陣痛の時間を入れると計2時間半。時刻はもう夜10時を過ぎていた。
血液等で汚れた新聞紙を替えたり、写真を撮ったりする以外には何もしていないのに、なんだかやけに疲れた…。
見ているだけで疲れるくらいだから、出産した当人は疲労困憊しているのに違いなかったが、猫は表情の読み取れない顔で、淡々と新生児たちを授乳していた。
可愛い赤ちゃんに囲まれて幸せの絶頂!なのか、あるいはその逆に、あ~もうメンドくせ~、何もかもほったらかして眠りた~い!と思っているのか、判断がつかない。
動物って、ナゾだ。
出産がひと段落ついたので、私はシャワーを浴び、遅い夕食を作って食べた。
経産婦も空腹だろうと思い、口元までミルクの入った小鉢を運んであげると、懸命にぺろぺろ飲んでいた。
ドライフードもあげてみたが、こちらは食べなかった。
やはり、産後すぐに乾き物は無理だったか。
これから数日間、猫はここからあまり動かずに赤ちゃんを育てるのだろう、と私は考えた。

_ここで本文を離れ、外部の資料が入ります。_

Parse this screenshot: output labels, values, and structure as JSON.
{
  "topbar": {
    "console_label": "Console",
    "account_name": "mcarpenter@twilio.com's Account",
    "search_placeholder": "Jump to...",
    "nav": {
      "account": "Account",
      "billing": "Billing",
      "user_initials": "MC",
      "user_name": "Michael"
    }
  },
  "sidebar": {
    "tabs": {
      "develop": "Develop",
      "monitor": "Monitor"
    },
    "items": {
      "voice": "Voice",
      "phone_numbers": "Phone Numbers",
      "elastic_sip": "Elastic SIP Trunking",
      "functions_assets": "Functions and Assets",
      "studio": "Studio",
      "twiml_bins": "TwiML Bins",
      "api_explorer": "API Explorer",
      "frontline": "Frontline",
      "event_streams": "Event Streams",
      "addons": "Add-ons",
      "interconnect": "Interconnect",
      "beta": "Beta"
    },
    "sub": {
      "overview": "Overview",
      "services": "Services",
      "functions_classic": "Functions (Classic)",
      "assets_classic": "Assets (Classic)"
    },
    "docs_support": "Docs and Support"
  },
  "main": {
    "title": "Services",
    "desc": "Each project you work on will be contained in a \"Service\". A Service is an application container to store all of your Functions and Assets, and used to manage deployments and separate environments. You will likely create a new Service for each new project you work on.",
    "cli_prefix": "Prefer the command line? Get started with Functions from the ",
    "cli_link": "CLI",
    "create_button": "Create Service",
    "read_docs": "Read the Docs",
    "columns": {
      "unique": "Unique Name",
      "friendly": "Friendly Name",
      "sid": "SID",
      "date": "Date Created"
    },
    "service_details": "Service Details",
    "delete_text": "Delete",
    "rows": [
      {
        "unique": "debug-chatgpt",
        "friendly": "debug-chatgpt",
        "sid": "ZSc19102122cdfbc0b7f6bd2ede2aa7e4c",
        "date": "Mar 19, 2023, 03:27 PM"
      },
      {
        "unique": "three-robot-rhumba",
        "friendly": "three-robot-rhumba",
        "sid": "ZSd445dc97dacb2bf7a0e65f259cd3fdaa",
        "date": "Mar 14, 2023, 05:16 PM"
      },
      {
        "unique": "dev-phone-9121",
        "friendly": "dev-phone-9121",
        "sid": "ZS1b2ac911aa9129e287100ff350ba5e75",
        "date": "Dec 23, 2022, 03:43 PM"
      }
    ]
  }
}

すると私が食事を運んだり、下の世話をしたり、身体を拭いてあげたりするのだろうか?
介護とか看病とか妊婦の世話とか、そういうのを全然やったことがないので、ちゃんと出来るかどうか、大いに不安だった。
毛皮のおかげで、床ずれの心配はなさそうだが…。
ソファーの上の母子を眺めながら、このようなことを漠然と思い悩んでいたのだが、この後の猫の行動によって、問題はあっさり解決した。
それは夜中の1時前後だった。
それまでじっと横たわっていた猫が、不意にスックと立ち上がったのだ。
お腹にくっついていた赤ちゃんたちは、バラバラと振り落とされて慌てふためく。
何事かと目をやると、猫は一瞬その場に静止して、なにか思い詰めたような、鬼気迫った目つきで窓の向こうを凝視してから、行動を開始した。